うちのお母さんの父親は腹部動脈瘤破裂で急死したけど、その臨終の時にうちのお母さんは、「山川草木転荒涼」という乃木希典の漢詩の一節を思い出したんだって。これから大変なことになるなという気持ちをこの漢詩を心の中でつぶやくことで整理したんだって。
その30年近く後、うちのお母さんは、自分の母親が危篤だと病院から電話を受け、タクシーを探している時に雀を見て、「のど赤き玄鳥ふたつ屋梁にいて足乳根の母は死にたもうなり」という斎藤茂吉の短歌をふと思い出したんだって。焦りの気持ちがちょっと消えたんだって。

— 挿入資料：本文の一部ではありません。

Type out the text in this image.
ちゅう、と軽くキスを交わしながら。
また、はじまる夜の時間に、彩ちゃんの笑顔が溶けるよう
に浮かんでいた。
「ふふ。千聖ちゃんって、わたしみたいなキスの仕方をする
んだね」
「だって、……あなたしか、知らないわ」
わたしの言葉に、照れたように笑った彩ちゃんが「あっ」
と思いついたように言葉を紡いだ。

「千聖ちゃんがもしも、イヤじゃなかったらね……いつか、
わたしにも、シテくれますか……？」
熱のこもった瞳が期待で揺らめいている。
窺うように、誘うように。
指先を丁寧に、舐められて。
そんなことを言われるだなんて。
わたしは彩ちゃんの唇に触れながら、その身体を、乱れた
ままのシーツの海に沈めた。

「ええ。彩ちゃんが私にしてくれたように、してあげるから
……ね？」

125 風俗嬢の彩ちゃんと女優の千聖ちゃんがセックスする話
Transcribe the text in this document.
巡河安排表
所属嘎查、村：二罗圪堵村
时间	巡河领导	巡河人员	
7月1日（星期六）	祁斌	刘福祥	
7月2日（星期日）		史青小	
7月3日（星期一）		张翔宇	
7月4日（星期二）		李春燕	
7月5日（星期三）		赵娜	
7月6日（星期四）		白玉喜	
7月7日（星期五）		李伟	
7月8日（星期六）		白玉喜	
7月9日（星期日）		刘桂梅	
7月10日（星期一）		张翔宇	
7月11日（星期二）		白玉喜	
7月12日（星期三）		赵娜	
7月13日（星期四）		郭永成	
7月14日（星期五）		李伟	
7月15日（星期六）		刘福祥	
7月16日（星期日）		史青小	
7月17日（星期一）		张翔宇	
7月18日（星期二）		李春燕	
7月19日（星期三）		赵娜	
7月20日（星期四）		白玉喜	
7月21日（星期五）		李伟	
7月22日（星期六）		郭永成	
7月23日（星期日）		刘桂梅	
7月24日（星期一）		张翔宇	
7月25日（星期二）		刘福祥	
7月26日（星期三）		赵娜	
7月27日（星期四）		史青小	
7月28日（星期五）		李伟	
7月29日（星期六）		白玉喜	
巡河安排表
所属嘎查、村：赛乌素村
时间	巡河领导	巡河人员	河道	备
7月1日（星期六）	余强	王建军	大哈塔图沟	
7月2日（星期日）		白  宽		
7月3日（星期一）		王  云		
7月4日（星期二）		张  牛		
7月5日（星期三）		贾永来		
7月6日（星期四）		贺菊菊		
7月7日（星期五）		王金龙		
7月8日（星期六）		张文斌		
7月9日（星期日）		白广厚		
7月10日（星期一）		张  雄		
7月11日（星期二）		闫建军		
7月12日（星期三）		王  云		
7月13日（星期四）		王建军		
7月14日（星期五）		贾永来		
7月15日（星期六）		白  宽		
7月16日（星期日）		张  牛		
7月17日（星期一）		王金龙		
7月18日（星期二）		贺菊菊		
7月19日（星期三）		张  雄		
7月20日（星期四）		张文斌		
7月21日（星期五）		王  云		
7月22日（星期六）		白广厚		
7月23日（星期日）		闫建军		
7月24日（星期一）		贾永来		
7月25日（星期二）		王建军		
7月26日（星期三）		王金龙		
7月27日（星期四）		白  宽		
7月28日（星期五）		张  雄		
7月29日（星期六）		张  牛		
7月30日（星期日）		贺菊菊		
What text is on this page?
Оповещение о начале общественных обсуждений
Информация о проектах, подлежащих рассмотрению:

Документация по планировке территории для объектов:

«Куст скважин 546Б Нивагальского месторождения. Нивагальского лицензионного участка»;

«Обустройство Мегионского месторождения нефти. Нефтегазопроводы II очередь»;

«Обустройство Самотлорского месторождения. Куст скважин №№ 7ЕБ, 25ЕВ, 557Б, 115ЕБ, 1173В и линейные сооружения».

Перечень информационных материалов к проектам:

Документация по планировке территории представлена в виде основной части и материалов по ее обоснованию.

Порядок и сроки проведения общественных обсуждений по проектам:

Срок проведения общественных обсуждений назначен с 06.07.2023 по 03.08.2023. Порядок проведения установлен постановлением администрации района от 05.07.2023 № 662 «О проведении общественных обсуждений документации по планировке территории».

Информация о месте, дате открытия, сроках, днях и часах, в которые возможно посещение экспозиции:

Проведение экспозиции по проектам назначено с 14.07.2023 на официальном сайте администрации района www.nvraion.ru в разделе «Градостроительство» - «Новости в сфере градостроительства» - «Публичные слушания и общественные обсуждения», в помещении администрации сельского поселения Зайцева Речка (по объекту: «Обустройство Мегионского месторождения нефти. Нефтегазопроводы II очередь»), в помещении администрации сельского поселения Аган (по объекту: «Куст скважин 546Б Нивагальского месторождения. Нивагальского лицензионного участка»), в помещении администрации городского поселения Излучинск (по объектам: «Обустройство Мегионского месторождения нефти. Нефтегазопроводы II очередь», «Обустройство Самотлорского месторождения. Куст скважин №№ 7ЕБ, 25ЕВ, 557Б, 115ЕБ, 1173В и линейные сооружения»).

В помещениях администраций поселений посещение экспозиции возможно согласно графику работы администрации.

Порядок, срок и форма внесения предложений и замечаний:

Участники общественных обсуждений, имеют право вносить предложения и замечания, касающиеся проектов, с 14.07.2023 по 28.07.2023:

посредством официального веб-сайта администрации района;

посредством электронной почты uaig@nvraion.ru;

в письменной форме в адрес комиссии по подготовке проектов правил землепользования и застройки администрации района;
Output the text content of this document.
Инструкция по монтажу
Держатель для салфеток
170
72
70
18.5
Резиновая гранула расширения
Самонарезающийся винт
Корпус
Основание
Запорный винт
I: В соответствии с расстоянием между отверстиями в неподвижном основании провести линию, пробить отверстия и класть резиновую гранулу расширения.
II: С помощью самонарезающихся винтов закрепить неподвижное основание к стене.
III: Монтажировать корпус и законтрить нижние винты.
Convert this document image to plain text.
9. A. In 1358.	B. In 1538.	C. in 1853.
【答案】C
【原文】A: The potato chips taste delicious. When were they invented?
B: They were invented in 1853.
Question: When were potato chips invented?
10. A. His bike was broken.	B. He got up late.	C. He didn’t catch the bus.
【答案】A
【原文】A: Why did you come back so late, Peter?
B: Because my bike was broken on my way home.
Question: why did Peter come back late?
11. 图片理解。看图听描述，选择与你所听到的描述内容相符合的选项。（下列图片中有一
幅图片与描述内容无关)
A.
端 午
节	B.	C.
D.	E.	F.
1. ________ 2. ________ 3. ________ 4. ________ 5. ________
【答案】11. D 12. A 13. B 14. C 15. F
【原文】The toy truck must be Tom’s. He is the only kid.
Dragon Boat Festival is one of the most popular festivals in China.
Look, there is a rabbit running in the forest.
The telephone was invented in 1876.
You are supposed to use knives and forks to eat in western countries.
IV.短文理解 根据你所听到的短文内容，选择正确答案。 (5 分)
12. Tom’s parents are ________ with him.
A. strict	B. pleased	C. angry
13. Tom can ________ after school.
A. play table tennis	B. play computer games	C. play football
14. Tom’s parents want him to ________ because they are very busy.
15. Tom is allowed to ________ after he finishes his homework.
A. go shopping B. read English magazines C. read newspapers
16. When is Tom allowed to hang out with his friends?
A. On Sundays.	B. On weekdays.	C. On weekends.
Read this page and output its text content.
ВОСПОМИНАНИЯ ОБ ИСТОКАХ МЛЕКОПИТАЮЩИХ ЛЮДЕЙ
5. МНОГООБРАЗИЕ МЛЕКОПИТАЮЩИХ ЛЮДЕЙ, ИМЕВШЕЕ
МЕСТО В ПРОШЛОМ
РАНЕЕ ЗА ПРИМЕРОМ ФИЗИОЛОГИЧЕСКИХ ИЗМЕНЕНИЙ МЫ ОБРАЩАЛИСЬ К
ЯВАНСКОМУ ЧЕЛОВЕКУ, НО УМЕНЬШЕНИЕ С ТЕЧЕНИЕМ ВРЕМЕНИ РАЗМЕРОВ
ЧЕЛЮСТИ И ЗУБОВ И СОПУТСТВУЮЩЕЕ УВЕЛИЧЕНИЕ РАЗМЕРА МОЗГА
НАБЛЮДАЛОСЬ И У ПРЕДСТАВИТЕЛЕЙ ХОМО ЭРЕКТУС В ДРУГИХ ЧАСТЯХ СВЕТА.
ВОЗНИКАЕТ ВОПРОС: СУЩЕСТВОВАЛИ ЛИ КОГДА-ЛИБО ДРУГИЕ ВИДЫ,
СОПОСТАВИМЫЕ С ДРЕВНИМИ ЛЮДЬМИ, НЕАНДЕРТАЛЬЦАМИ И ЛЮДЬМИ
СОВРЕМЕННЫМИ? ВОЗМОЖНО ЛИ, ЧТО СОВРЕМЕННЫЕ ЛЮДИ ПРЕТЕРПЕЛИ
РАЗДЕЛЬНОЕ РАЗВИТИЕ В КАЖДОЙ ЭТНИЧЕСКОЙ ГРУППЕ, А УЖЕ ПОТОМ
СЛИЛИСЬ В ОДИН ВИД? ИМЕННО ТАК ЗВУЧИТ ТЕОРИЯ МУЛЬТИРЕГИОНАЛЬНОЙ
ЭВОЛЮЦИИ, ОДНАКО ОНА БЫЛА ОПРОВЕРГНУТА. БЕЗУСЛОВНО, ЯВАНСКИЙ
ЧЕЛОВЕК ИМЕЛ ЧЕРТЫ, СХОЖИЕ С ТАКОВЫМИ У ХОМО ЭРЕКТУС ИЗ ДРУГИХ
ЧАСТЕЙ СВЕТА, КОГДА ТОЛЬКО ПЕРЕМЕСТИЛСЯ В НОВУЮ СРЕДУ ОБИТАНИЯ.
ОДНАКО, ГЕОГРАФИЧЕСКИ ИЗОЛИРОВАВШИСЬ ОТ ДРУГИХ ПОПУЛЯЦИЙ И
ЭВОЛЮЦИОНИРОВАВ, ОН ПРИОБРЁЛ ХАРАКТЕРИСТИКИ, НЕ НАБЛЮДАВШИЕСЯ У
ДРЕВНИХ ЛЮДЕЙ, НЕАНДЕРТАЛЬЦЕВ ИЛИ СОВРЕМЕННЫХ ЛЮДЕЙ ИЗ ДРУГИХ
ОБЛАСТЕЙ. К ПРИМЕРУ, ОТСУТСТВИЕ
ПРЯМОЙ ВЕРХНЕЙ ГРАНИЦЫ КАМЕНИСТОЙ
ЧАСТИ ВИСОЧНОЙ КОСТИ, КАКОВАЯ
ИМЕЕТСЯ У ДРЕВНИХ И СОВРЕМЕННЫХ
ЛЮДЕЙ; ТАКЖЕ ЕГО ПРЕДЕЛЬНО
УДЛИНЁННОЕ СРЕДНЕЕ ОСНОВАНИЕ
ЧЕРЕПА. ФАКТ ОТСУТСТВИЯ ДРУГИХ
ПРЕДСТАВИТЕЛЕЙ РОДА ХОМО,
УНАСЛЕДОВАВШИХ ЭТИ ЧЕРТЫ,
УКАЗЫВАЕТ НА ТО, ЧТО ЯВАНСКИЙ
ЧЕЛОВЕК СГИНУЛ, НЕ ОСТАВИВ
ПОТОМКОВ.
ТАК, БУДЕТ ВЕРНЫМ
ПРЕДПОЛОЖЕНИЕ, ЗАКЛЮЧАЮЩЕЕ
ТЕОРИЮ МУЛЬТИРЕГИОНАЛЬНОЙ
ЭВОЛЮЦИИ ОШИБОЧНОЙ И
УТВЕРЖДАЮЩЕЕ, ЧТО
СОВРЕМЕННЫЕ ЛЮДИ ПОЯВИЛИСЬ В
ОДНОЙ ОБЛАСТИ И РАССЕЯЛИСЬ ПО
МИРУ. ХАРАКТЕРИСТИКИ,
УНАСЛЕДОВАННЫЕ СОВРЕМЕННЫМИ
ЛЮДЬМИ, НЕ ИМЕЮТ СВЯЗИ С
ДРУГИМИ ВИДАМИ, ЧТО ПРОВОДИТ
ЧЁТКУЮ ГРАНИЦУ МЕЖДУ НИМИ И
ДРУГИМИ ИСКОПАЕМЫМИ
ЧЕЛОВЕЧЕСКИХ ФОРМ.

病院について、昏睡状態に陥った母親の荒い呼吸音を聞きながら、ヴィクトル・ユゴーの『緒世紀の伝説』のなかの一つの詩「眠れるボアズ」の美しい数節を心の中でつぶやいていたんだって。
これは、『旧約聖書』の『ルツ記』を基にした詩なんだ。興味のある人は、日本語訳があるかもしれないけど、フランス語で読んでみると味わい深いよ。
祈りより先に、20代の時にフランス語で暗唱したこの詩がうちのお母さんの心の中に浮かんだんだって。耳から入ってくる母親の苦しい呼吸が、ボアズの安らかな呼吸に心の中で変質していったんだって。
そして、頭の中では、モーツァルトの『レクイエム』が鳴り響いていたんだって。

若いうちにいろんな本を読んでおくと、何かの時にふとその記憶が蘇り、心が慰められたりするんだよ。
宗教の本だけじゃなく、文学でも、哲学でも、音楽でも、美術でも、若い時からいろんなものに触れていると、何かの時に心の助けになるかもしれないんだよ。
芸術って、美しい素晴らしいものだけじゃないんだ。鑑賞するだけじゃないんだ。
気持ちの整理の手伝いにもなったりするんだ。
生きる力を与えてくれることだってあるんだよ。